Pursuant to Fed. R. Civ. P. 16(b)(3), district courts must enter scheduling orders to establish deadlines for, among other things, "to file motions" and "to complete discovery." A schedule may be modified only for good cause and only with the judge's consent. Fed. R. Civ. P. 16(b). A "scheduling conference order is not a frivolous piece of paper, idly entered, which can be cavalierly disregarded without peril." Johnson v. Mammoth Recreations, Inc., 975 F.2d 604, 610 (9th Cir. 1992).
Parties must "diligently attempt to adhere to that schedule throughout the subsequent course of the litigation." Jackson v. Laureate, Inc., 186 F.R.D. 605, 607 (E.D. Cal. 1999); see Marcum v. Zimmer, 163 F.R.D. 250, 254 (S.D. W.Va. 1995). In part, "good cause" requires the parties to demonstrate that "noncompliance with a Rule 16 deadline occurred or will occur, notwithstanding her diligent efforts to comply, because of the development of matters which could not have been reasonably foreseen or anticipated at the time of the Rule 16 Scheduling conference . . ." Jackson, 186 F.R.D. at 608.

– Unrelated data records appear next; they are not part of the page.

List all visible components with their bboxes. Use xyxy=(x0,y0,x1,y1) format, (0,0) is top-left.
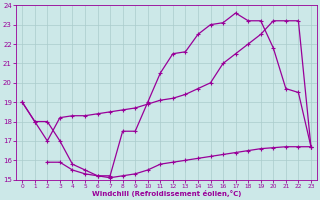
X-axis label: Windchill (Refroidissement éolien,°C): Windchill (Refroidissement éolien,°C) xyxy=(92,190,241,197)
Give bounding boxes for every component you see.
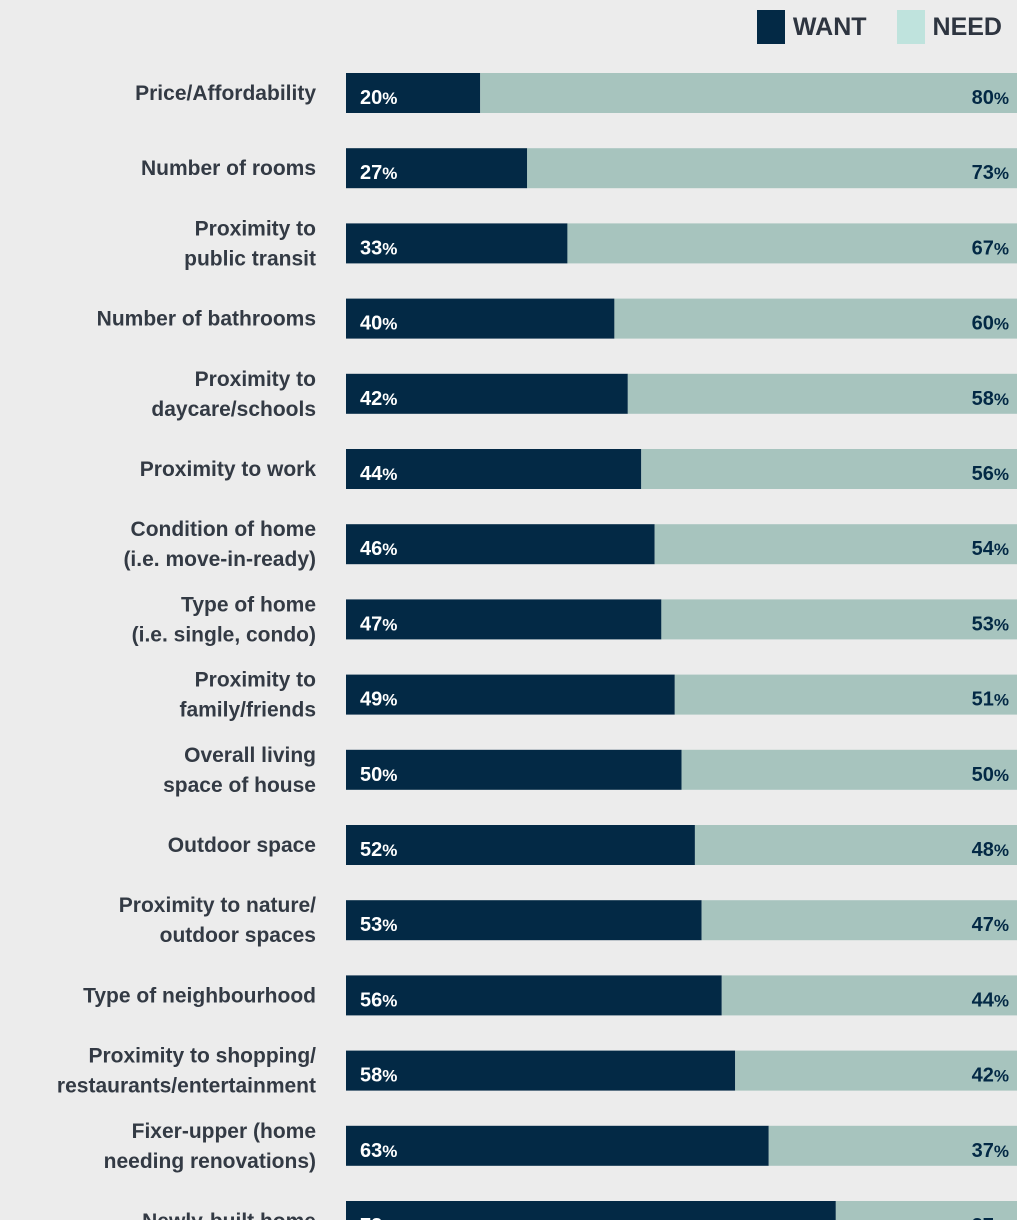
category-label: Number of bathrooms — [97, 308, 316, 331]
data-label-need: 50% — [972, 764, 1009, 786]
category-label: needing renovations) — [104, 1150, 316, 1173]
category-label: space of house — [163, 774, 316, 797]
category-label: (i.e. move-in-ready) — [123, 548, 316, 571]
bar-need — [768, 1125, 1017, 1166]
data-label-need: 54% — [972, 538, 1009, 560]
data-label-need: 44% — [972, 989, 1009, 1011]
bar-want — [346, 298, 615, 339]
category-label: Outdoor space — [168, 834, 316, 857]
chart-legend: WANT NEED — [756, 10, 1002, 44]
category-label: outdoor spaces — [160, 924, 316, 947]
legend-label-need: NEED — [932, 12, 1002, 41]
bar-need — [674, 674, 1017, 715]
category-label: Proximity to shopping/ — [88, 1045, 316, 1068]
data-label-want: 44% — [360, 463, 397, 485]
category-label: Proximity to work — [140, 458, 317, 481]
data-label-want: 56% — [360, 989, 397, 1011]
data-label-want: 47% — [360, 613, 397, 635]
data-label-want: 73% — [360, 1215, 397, 1220]
legend-label-want: WANT — [792, 12, 867, 41]
data-label-want: 52% — [360, 839, 397, 861]
category-label: Proximity to — [195, 217, 316, 240]
category-label: Type of home — [181, 593, 316, 616]
category-label: Overall living — [184, 744, 316, 767]
bar-need — [654, 524, 1017, 565]
bar-want — [346, 900, 702, 941]
data-label-need: 37% — [972, 1140, 1009, 1162]
data-label-need: 80% — [972, 87, 1009, 109]
bar-want — [346, 825, 695, 865]
bar-need — [627, 373, 1017, 414]
bar-want — [346, 749, 682, 790]
bar-need — [701, 900, 1017, 941]
category-label: Condition of home — [131, 518, 316, 541]
category-label: Proximity to — [195, 669, 316, 692]
data-label-need: 67% — [972, 237, 1009, 259]
bar-want — [346, 599, 662, 640]
data-label-need: 60% — [972, 313, 1009, 335]
bar-need — [661, 599, 1017, 640]
category-label: public transit — [184, 247, 316, 270]
bar-need — [681, 749, 1017, 790]
data-label-want: 50% — [360, 764, 397, 786]
bar-want — [346, 524, 655, 565]
data-label-want: 33% — [360, 237, 397, 259]
category-label: (i.e. single, condo) — [132, 623, 316, 646]
data-label-need: 51% — [972, 689, 1009, 711]
bar-want — [346, 674, 675, 715]
data-label-want: 53% — [360, 914, 397, 936]
bar-want — [346, 223, 568, 264]
bar-want — [346, 148, 528, 189]
bar-need — [567, 223, 1017, 264]
category-label: family/friends — [179, 699, 316, 722]
data-label-want: 27% — [360, 162, 397, 184]
data-label-need: 73% — [972, 162, 1009, 184]
data-label-need: 42% — [972, 1065, 1009, 1087]
category-label: Number of rooms — [141, 157, 316, 180]
data-label-need: 27% — [972, 1215, 1009, 1220]
bar-need — [735, 1050, 1017, 1091]
legend-swatch-need — [896, 10, 925, 44]
data-label-need: 58% — [972, 388, 1009, 410]
bar-need — [721, 975, 1017, 1016]
data-label-need: 47% — [972, 914, 1009, 936]
bar-want — [346, 1125, 769, 1166]
data-label-need: 56% — [972, 463, 1009, 485]
bar-need — [835, 1201, 1017, 1220]
category-label: Fixer-upper (home — [132, 1120, 316, 1143]
bar-need — [614, 298, 1017, 339]
bar-want — [346, 1050, 736, 1091]
bar-want — [346, 975, 722, 1016]
data-label-want: 49% — [360, 689, 397, 711]
legend-item-want: WANT — [756, 10, 867, 44]
data-label-want: 20% — [360, 87, 397, 109]
bar-want — [346, 373, 628, 414]
category-label: Newly-built home — [142, 1210, 316, 1220]
bar-need — [641, 449, 1017, 489]
category-label: restaurants/entertainment — [57, 1075, 316, 1098]
bar-want — [346, 73, 481, 113]
data-label-want: 42% — [360, 388, 397, 410]
data-label-need: 53% — [972, 613, 1009, 635]
category-label: Type of neighbourhood — [83, 984, 316, 1007]
data-label-need: 48% — [972, 839, 1009, 861]
data-label-want: 40% — [360, 313, 397, 335]
bar-want — [346, 1201, 836, 1220]
category-label: Proximity to — [195, 368, 316, 391]
bar-need — [694, 825, 1017, 865]
bar-need — [527, 148, 1017, 189]
legend-item-need: NEED — [896, 10, 1002, 44]
category-label: Price/Affordability — [135, 82, 316, 105]
category-label: daycare/schools — [151, 398, 316, 421]
bar-need — [480, 73, 1017, 113]
data-label-want: 46% — [360, 538, 397, 560]
bar-want — [346, 449, 642, 489]
legend-swatch-want — [756, 10, 785, 44]
data-label-want: 58% — [360, 1065, 397, 1087]
data-label-want: 63% — [360, 1140, 397, 1162]
category-label: Proximity to nature/ — [119, 894, 316, 917]
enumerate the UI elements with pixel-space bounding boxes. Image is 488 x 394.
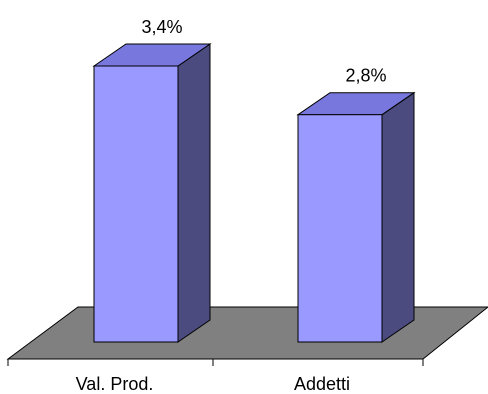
chart-floor [6,306,488,360]
bar-val-prod [92,43,212,343]
x-tick-label: Addetti [294,374,350,394]
bar-front [297,114,383,343]
data-label: 2,8% [345,66,386,86]
bar-front [93,65,179,343]
chart-floor-group [6,306,488,360]
bar-side [381,91,415,343]
labels-group: 3,4% Val. Prod. 2,8% Addetti [76,17,387,394]
data-label: 3,4% [141,17,182,37]
bar-side [177,43,211,343]
x-tick-label: Val. Prod. [76,374,154,394]
x-axis [7,358,424,366]
bars-group [92,43,416,343]
bar-addetti [296,91,416,343]
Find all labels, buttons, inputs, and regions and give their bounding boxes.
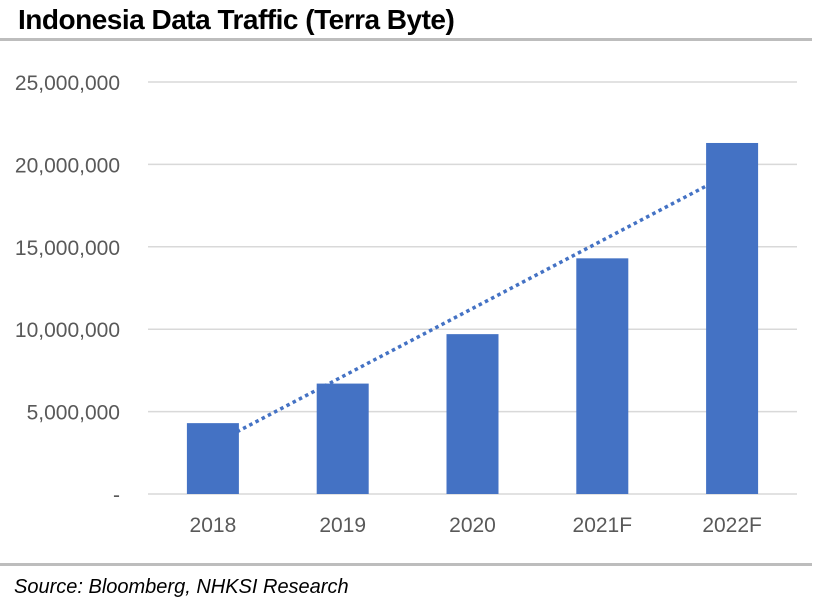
bar xyxy=(316,383,369,494)
y-tick-label: 10,000,000 xyxy=(15,319,120,342)
y-tick-label: 20,000,000 xyxy=(15,154,120,177)
trendline xyxy=(236,183,709,434)
x-tick-label: 2019 xyxy=(319,514,366,537)
bar xyxy=(186,423,239,494)
bar xyxy=(576,258,629,494)
bars xyxy=(186,142,759,494)
title-divider xyxy=(0,38,812,41)
x-tick-label: 2020 xyxy=(449,514,496,537)
source-note: Source: Bloomberg, NHKSI Research xyxy=(14,576,349,598)
y-tick-label: - xyxy=(113,484,120,507)
y-tick-label: 25,000,000 xyxy=(15,72,120,95)
x-tick-label: 2018 xyxy=(190,514,237,537)
x-axis-ticks: 2018 2019 2020 2021F 2022F xyxy=(190,514,762,537)
footer-divider xyxy=(0,563,812,566)
y-tick-label: 15,000,000 xyxy=(15,237,120,260)
trendline-group xyxy=(236,183,709,434)
chart-title: Indonesia Data Traffic (Terra Byte) xyxy=(18,4,455,35)
bar xyxy=(706,142,759,494)
x-tick-label: 2022F xyxy=(702,514,762,537)
bar-chart: - 5,000,000 10,000,000 15,000,000 20,000,000… xyxy=(15,72,797,537)
y-axis-ticks: - 5,000,000 10,000,000 15,000,000 20,000,000… xyxy=(15,72,120,507)
y-tick-label: 5,000,000 xyxy=(27,402,120,425)
x-tick-label: 2021F xyxy=(573,514,633,537)
bar xyxy=(446,334,499,494)
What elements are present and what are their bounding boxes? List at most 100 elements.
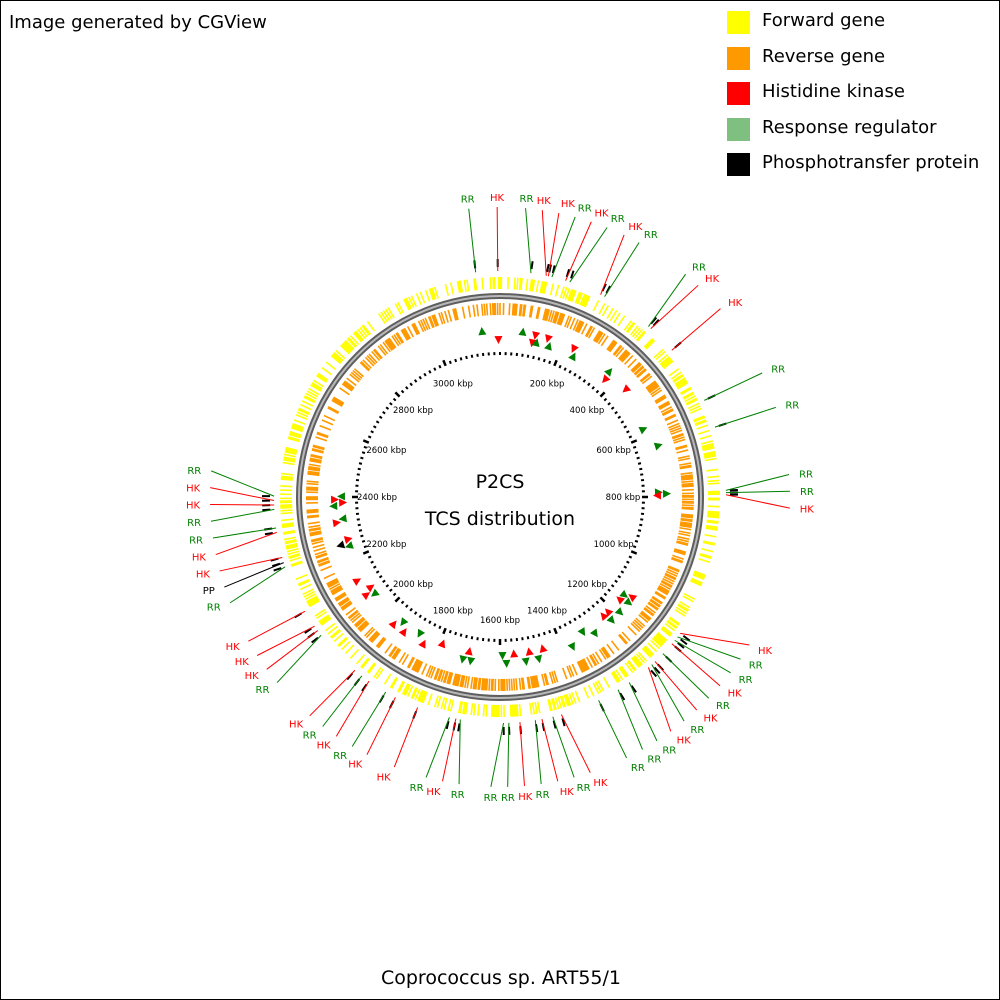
- organism-name: Coprococcus sp. ART55/1: [380, 967, 622, 989]
- forward-gene: [383, 673, 392, 685]
- forward-gene: [367, 663, 377, 674]
- ruler-label: 200 kbp: [530, 379, 565, 389]
- feature-label-hk: HK: [377, 772, 392, 783]
- reverse-gene: [391, 647, 400, 659]
- reverse-gene: [679, 523, 692, 527]
- forward-gene: [581, 294, 589, 307]
- ruler-tick: [526, 354, 530, 358]
- forward-gene: [285, 446, 298, 452]
- forward-gene: [361, 658, 371, 669]
- forward-gene: [389, 676, 398, 689]
- forward-gene: [625, 321, 635, 333]
- reverse-gene: [388, 645, 397, 657]
- reverse-gene: [602, 646, 611, 658]
- forward-gene: [406, 685, 414, 697]
- forward-gene: [662, 359, 673, 369]
- forward-gene: [684, 395, 696, 403]
- forward-gene: [308, 598, 320, 607]
- feature-label-rr: RR: [207, 603, 221, 614]
- forward-gene-track: [279, 276, 721, 718]
- reverse-gene: [311, 538, 324, 543]
- forward-gene: [387, 307, 395, 319]
- forward-gene: [559, 286, 565, 299]
- forward-gene: [543, 281, 548, 294]
- reverse-gene: [485, 303, 489, 316]
- reverse-gene: [490, 678, 493, 691]
- reverse-gene: [329, 582, 341, 591]
- forward-gene: [618, 667, 627, 678]
- feature-marker-hk: [616, 596, 626, 605]
- reverse-gene: [477, 677, 481, 690]
- feature-marker-rr: [478, 326, 487, 336]
- forward-gene: [303, 396, 316, 404]
- tcs-feature-markers: [329, 326, 671, 668]
- reverse-gene: [446, 671, 452, 684]
- forward-gene: [669, 616, 681, 625]
- reverse-gene: [558, 313, 565, 326]
- forward-gene: [675, 378, 687, 387]
- forward-gene: [481, 277, 484, 290]
- forward-gene: [584, 295, 591, 308]
- forward-gene: [702, 445, 715, 450]
- reverse-gene: [526, 676, 530, 689]
- forward-gene: [644, 338, 655, 349]
- reverse-gene: [358, 621, 368, 631]
- ruler-tick: [639, 523, 643, 527]
- feature-marker-hk: [532, 331, 541, 340]
- forward-gene: [701, 547, 714, 553]
- feature-marker-hk: [365, 584, 375, 593]
- ruler-tick: [578, 375, 582, 380]
- forward-gene: [286, 547, 299, 553]
- reverse-gene: [523, 304, 527, 317]
- forward-gene: [433, 286, 439, 299]
- reverse-gene-track: [305, 303, 695, 692]
- forward-gene: [377, 313, 386, 324]
- feature-label-rr: RR: [578, 203, 592, 214]
- reverse-gene: [618, 349, 628, 360]
- forward-gene: [631, 656, 641, 668]
- reverse-gene: [668, 424, 681, 431]
- reverse-gene: [676, 541, 689, 547]
- callout-line: [224, 562, 284, 588]
- reverse-gene: [681, 476, 694, 480]
- forward-gene: [428, 288, 435, 301]
- reverse-gene: [375, 636, 385, 647]
- reverse-gene: [358, 621, 369, 632]
- reverse-gene: [321, 419, 334, 426]
- reverse-gene: [448, 672, 454, 685]
- forward-gene: [474, 278, 478, 291]
- forward-gene: [661, 358, 672, 368]
- reverse-gene: [388, 337, 397, 349]
- forward-gene: [656, 632, 667, 643]
- forward-gene: [609, 310, 618, 322]
- forward-gene: [457, 701, 462, 714]
- feature-label-pp: PP: [203, 586, 215, 597]
- reverse-gene: [400, 329, 409, 341]
- feature-marker-rr: [606, 615, 615, 624]
- ruler-tick: [382, 410, 386, 415]
- forward-gene: [281, 522, 294, 526]
- reverse-gene: [472, 304, 476, 317]
- reverse-gene: [355, 618, 366, 628]
- reverse-gene: [638, 614, 649, 624]
- reverse-gene: [518, 677, 522, 690]
- forward-gene: [331, 354, 342, 364]
- reverse-gene: [350, 612, 361, 622]
- reverse-gene: [393, 648, 402, 660]
- reverse-gene: [453, 673, 458, 686]
- ruler-tick: [361, 451, 366, 455]
- ruler-label: 1400 kbp: [527, 607, 567, 617]
- reverse-gene: [365, 628, 376, 639]
- reverse-gene: [434, 668, 441, 681]
- forward-gene: [349, 648, 360, 659]
- forward-gene: [601, 305, 610, 317]
- feature-label-rr: RR: [800, 487, 814, 498]
- reverse-gene: [512, 678, 516, 691]
- reverse-gene: [310, 537, 323, 542]
- reverse-gene: [485, 678, 489, 691]
- callout-line: [650, 284, 699, 330]
- forward-gene: [340, 640, 351, 651]
- forward-gene: [699, 554, 712, 560]
- reverse-gene: [641, 375, 653, 385]
- reverse-gene: [421, 663, 428, 675]
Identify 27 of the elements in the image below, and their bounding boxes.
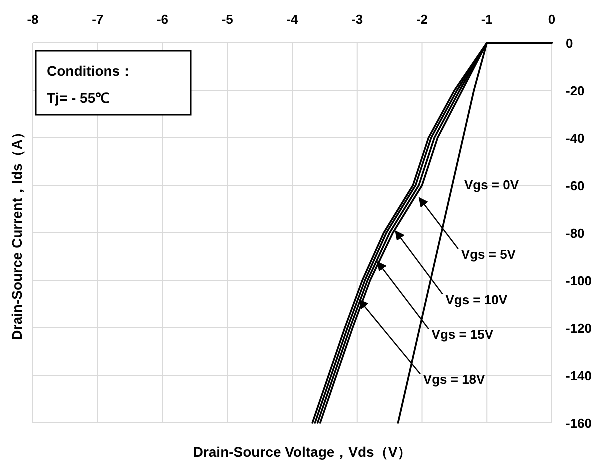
annotation: Tj= - 55℃ [47, 90, 110, 106]
y-tick-label: -80 [566, 226, 585, 241]
x-axis-title: Drain-Source Voltage，Vds（V） [193, 444, 412, 460]
y-axis-title: Drain-Source Current，Ids（A） [9, 126, 25, 340]
x-tick-label: -4 [286, 12, 300, 27]
y-tick-label: -140 [566, 368, 592, 384]
text: Vgs = 15V [432, 327, 494, 342]
y-tick-label: -40 [566, 131, 585, 146]
series-label: Vgs = 0V [464, 178, 520, 192]
y-tick-label: -120 [566, 321, 592, 336]
x-tick-label: 0 [548, 12, 556, 27]
x-tick-label: -8 [27, 12, 39, 27]
y-tick-label: -100 [566, 274, 592, 288]
y-tick-label: -20 [566, 84, 585, 98]
x-tick-label: -6 [156, 12, 169, 27]
x-tick-label: -1 [481, 12, 493, 27]
x-tick-label: -2 [416, 12, 428, 27]
x-tick-label: -7 [92, 12, 104, 27]
text: Vgs = 5V [461, 247, 516, 262]
x-tick-label: -3 [352, 12, 364, 27]
y-tick-label: -60 [566, 178, 585, 194]
y-tick-label: -160 [566, 416, 592, 431]
annotation: Conditions： [47, 63, 134, 79]
x-tick-label: -5 [222, 12, 234, 27]
y-tick-label: 0 [566, 36, 574, 51]
text: Vgs = 18V [423, 372, 486, 388]
text: Vgs = 10V [446, 292, 508, 308]
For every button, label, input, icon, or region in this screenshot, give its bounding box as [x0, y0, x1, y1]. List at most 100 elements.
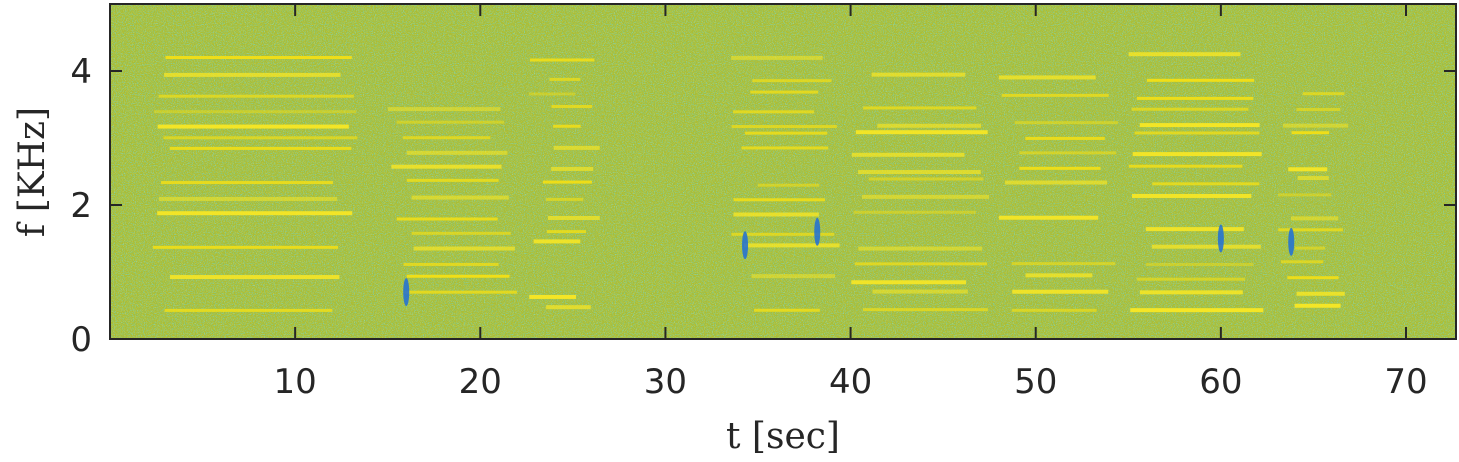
harmonic-band [406, 178, 499, 182]
harmonic-band [1296, 291, 1345, 296]
harmonic-band [1139, 290, 1243, 295]
harmonic-band [1132, 152, 1262, 157]
harmonic-band [533, 239, 581, 244]
harmonic-band [1014, 121, 1118, 125]
harmonic-band [1283, 123, 1349, 128]
harmonic-band [862, 194, 990, 199]
harmonic-band [1152, 182, 1260, 186]
harmonic-band [1291, 131, 1330, 135]
harmonic-band [752, 79, 832, 83]
x-axis: 10 20 30 40 50 60 70 [274, 4, 1428, 402]
harmonic-band [1145, 262, 1254, 266]
harmonic-band [528, 92, 576, 96]
harmonic-band [744, 131, 828, 135]
harmonic-band [411, 195, 509, 200]
harmonic-band [411, 231, 511, 235]
harmonic-band [1019, 151, 1117, 155]
harmonic-band [757, 183, 820, 187]
harmonic-band [1288, 167, 1328, 172]
harmonic-band [157, 124, 349, 129]
harmonic-band [1296, 107, 1341, 111]
x-tick-label: 40 [829, 362, 872, 402]
harmonic-band [871, 72, 966, 77]
harmonic-band [877, 123, 982, 128]
harmonic-band [529, 294, 577, 299]
harmonic-band [1128, 52, 1241, 57]
harmonic-band [161, 181, 333, 185]
plot-area [109, 3, 1457, 340]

Prison lock-downs, ordinarily, are not considered unusual circumstances to justify modification of the scheduling order. However, given the short amount of discovery time authorized in this case, the Court finds that Plaintiff has demonstrated good cause to justify the insubstantial modification requested. Therefore, the request to modify the scheduling order is GRANTED.
1. The modified deadline for the completion of all discovery, including filing motions to compel, shall be February 18, 2011;
2. No other modifications to the scheduling order are ordered; 3. Plaintiff is advised that, in future, lock downs occurring in the prison will not, by themselves, be sufficient to demonstrate good cause to modify the scheduling order.